Ironically, the plan is already largely in place. But if the Obama administration – as has proven so often the case – is broadly correct in its strategic thinking, it is absolutely dire at communicating to the wider world what it is doing. So I will endeavour to fill the breach.
To defeat Isis, first its expansion must be contained in both Syria and Iraq. With the lustre of its invincibility quashed, Isis becomes just another global problem, rather than a popular jihadist cause.
Second, to accomplish this task, air strikes must be operationally employed to support regional and local anti-Isis forces on the ground that are broadly pro-western. This means supporting the Iraqi Kurds (who, with the aid of western strikes, have already re-taken all of the territory in northern Iraq Isis briefly snatched from them in the summer of last year), the Syrian Kurds, Sunni tribal leaders in Iraq’s Anbar province, the hapless Iraqi army, and even – if only tacitly – pro-Iranian militias emanating from Baghdad. Given that the unholy trinity of Assad, al-Qaeda, and Isis roam Syria, the West must be very careful that any bombing there does not unwittingly help other forces of evil.
Third, given these real world limitations – that at present there are almost no reliable Syrian forces on the ground we would wish to help – the focus of our efforts must be on Iraq, where such troops actually exist.
Fourth, in addition to providing military support in Iraq, it is even more important that the US and the West in general strongly push the well-meaning but hapless Iraqi government of Haider al-Abadi to immediately commence dramatic political reforms, leading to a confederal Iraq emerging where the three basic ethno-religious units – the Kurds in the north, the Sunnis in the west and centre, and the Shia in the south of the country – all have a great measure of local autonomy.
It must be made clear that this is the last, best, chance for Iraq. After a decade of promises of political reform that have led nowhere, a failure on Baghdad’s part to act – and act now – would require the West to accept the inevitable: that Iraq has ceased to be a state. Instead, we would work with its constituent parts rather than going through the central government in Baghdad, for instance, as US defence secretary Ash Carter suggests, arming the Sunni tribal leaders directly.
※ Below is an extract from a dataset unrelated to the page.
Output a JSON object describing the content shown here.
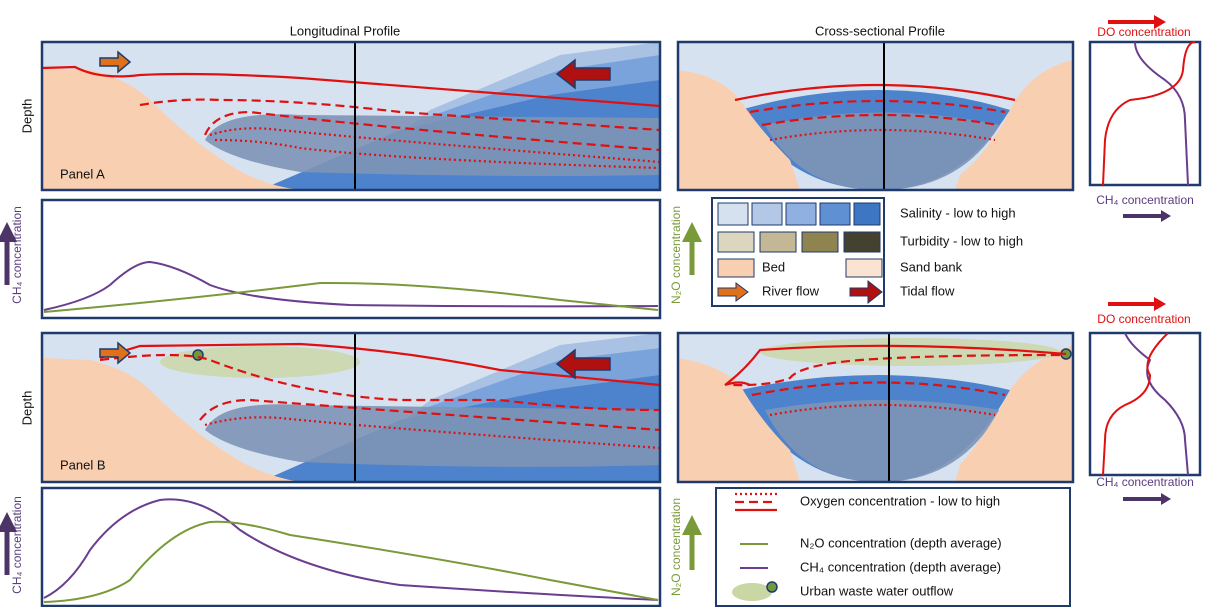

Fifth, having put this containment structure in place, the West must show real strategic patience, allowing the significant governance problems afflicting Isis to lead to its downfall over the next five to ten years. For the key to defeating Islamic State lies in its name: as a state, it has to administer territory, something it is not altogether comfortable doing. Further, looking at its circumstances in objective, realist terms, it is clear that Isis rules a geographically vulnerable, fragile state, with an economically unsustainable resource base.
It has huge funding problems. Oil production – the economy’s mainstay – has declined as Isis lacks the technical expertise to keep the wells flowing and its infrastructure is already being bombed (and should be bombed some more). There is a huge brain drain occurring in Isis-controlled territory. Of its original 4m people, at best many hundreds of thousands of the most educated and the most capable have fled its savage regime; people have voted with their feet. To survive, Isis needs fewer uneducated foreign mercenaries and more engineers, entrepreneurs, lawyers, doctors, teachers, and administrators.
The people running the place are economic illiterates, with a very poor grasp of the value of property rights, and an unpredictable system of taxation; there are already signs of rampant inflation in the major cities of Raqqa and Mosul. In fact, there is little doubt this whole creaking edifice will collapse over time.
It is true that Isis will fail even faster under coordinated, concentrated political and military pressure generated by the West. But we must use our brains, and not just our hearts, striving to do good rather than to feel good. That means western leaders must clearly articulate this entirely achievable strategy for destroying Isis to western publics honestly, and then armed with their unflinching support, act on it.